Yesterday's sermon was about not taking small miracles, evidences of grace, for granted just because they are free and we don't work for them or necessarily deserve them. The pastor read a piece from Pilgrim at Tinker Creek by Annie Dillard where she describes what I call "whirlybirds" or "helicopter" seeds:
I saw what looked like a Martian spaceship whirling towards me in the air. It flashed borrowed light like a propeller. Its forward motion greatly outran its fall. As I watched, transfixed, it rose, just before it would have touched a thistle, and hovered pirouetting in one spot, then twirled on and finally came to rest. I found it in the grass; it was a maple key, a single winged seed from a pair. Hullo. I threw it into the wind and it flew off again, bristling with animate purpose, not like a thing dropped or windblown, pushed by the witless winds of convection currents..., but like a creature muscled and vigorous, or a creature spread thin to that other wind, the wind of the spirit which bloweth where it listeth, lighting, and raising up, and easing down. (p. 275)
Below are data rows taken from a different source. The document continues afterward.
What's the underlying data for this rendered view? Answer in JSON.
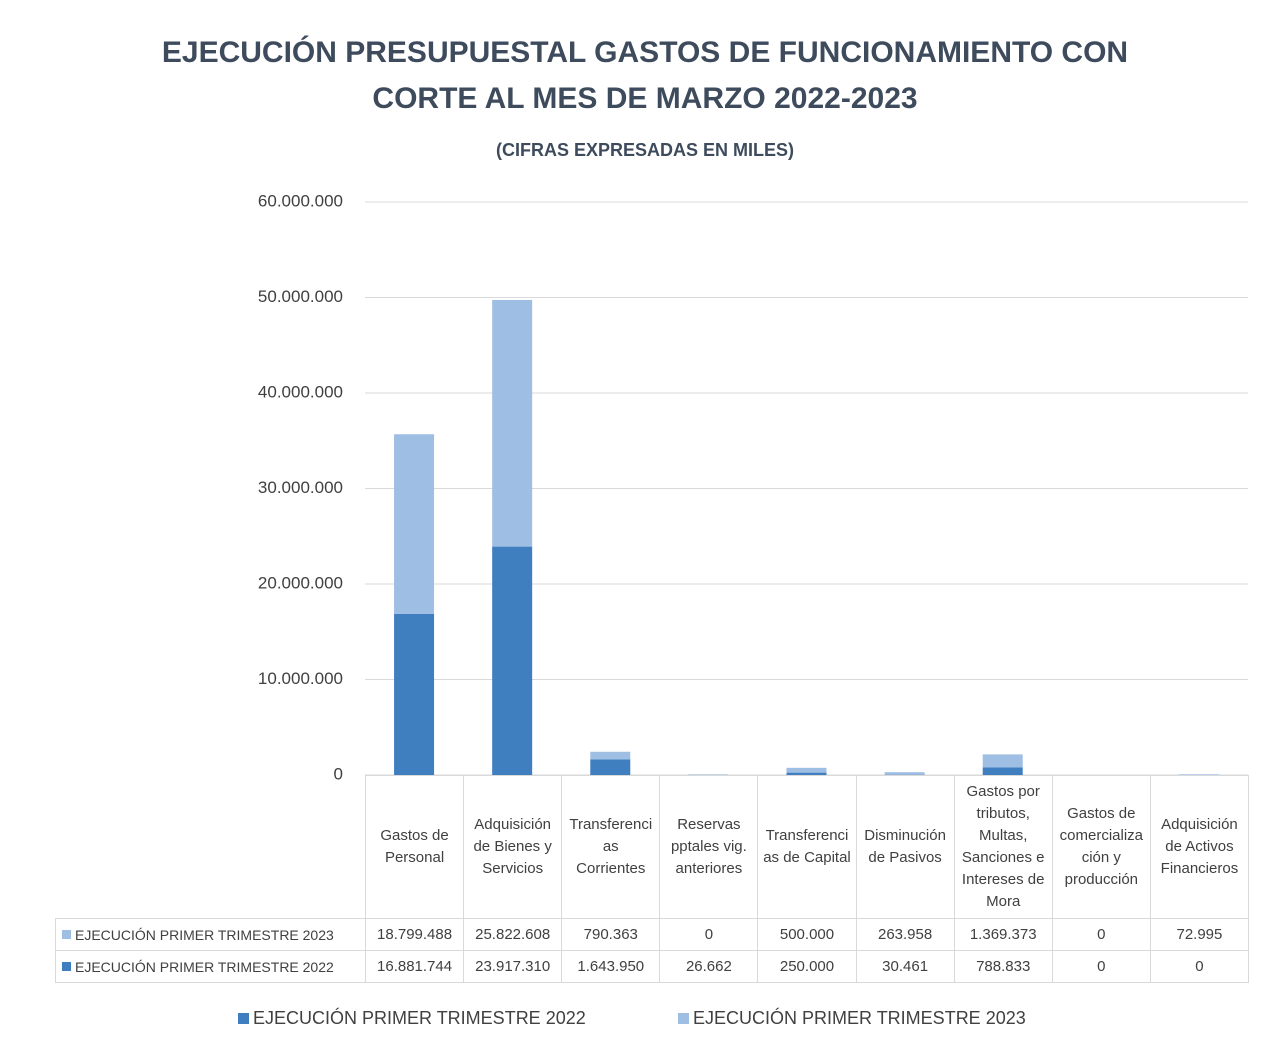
{
  "chart_data": {
    "type": "stacked_bar",
    "title": "EJECUCIÓN PRESUPUESTAL GASTOS DE FUNCIONAMIENTO CON CORTE AL MES DE MARZO 2022-2023",
    "subtitle": "(CIFRAS EXPRESADAS EN MILES)",
    "categories": [
      "Gastos de Personal",
      "Adquisición de Bienes y Servicios",
      "Transferencias Corrientes",
      "Reservas pptales vig. anteriores",
      "Transferencias de Capital",
      "Disminución de Pasivos",
      "Gastos por tributos, Multas, Sanciones e Intereses de Mora",
      "Gastos de comercialización y producción",
      "Adquisición de Activos Financieros"
    ],
    "series": [
      {
        "name": "EJECUCIÓN PRIMER TRIMESTRE 2022",
        "color": "#3f7fc0",
        "values": [
          16881744,
          23917310,
          1643950,
          26662,
          250000,
          30461,
          788833,
          0,
          0
        ],
        "value_labels": [
          "16.881.744",
          "23.917.310",
          "1.643.950",
          "26.662",
          "250.000",
          "30.461",
          "788.833",
          "0",
          "0"
        ]
      },
      {
        "name": "EJECUCIÓN PRIMER TRIMESTRE 2023",
        "color": "#9fbee4",
        "values": [
          18799488,
          25822608,
          790363,
          0,
          500000,
          263958,
          1369373,
          0,
          72995
        ],
        "value_labels": [
          "18.799.488",
          "25.822.608",
          "790.363",
          "0",
          "500.000",
          "263.958",
          "1.369.373",
          "0",
          "72.995"
        ]
      }
    ],
    "ylim": [
      0,
      60000000
    ],
    "yticks": [
      0,
      {
        "value": 10000000,
        "label": "10.000.000"
      },
      {
        "value": 20000000,
        "label": "20.000.000"
      },
      {
        "value": 30000000,
        "label": "30.000.000"
      },
      {
        "value": 40000000,
        "label": "40.000.000"
      },
      {
        "value": 50000000,
        "label": "50.000.000"
      },
      {
        "value": 60000000,
        "label": "60.000.000"
      }
    ],
    "grid": true,
    "legend": "bottom",
    "data_table": true
  }
}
The pastor spoke of taking notice of small gifts, graces, like a maple key, even though we don't work for them or buy them, and being thankful.

While I was looking for the maple key passage, I discovered that Chapter 6, "The Present," is about trees, sycamore trees especially, Laura.
I am sitting under a sycamore by Tinker Creek. I am really here, alive on the intricate earth under trees....My mind branches and shoots like a tree.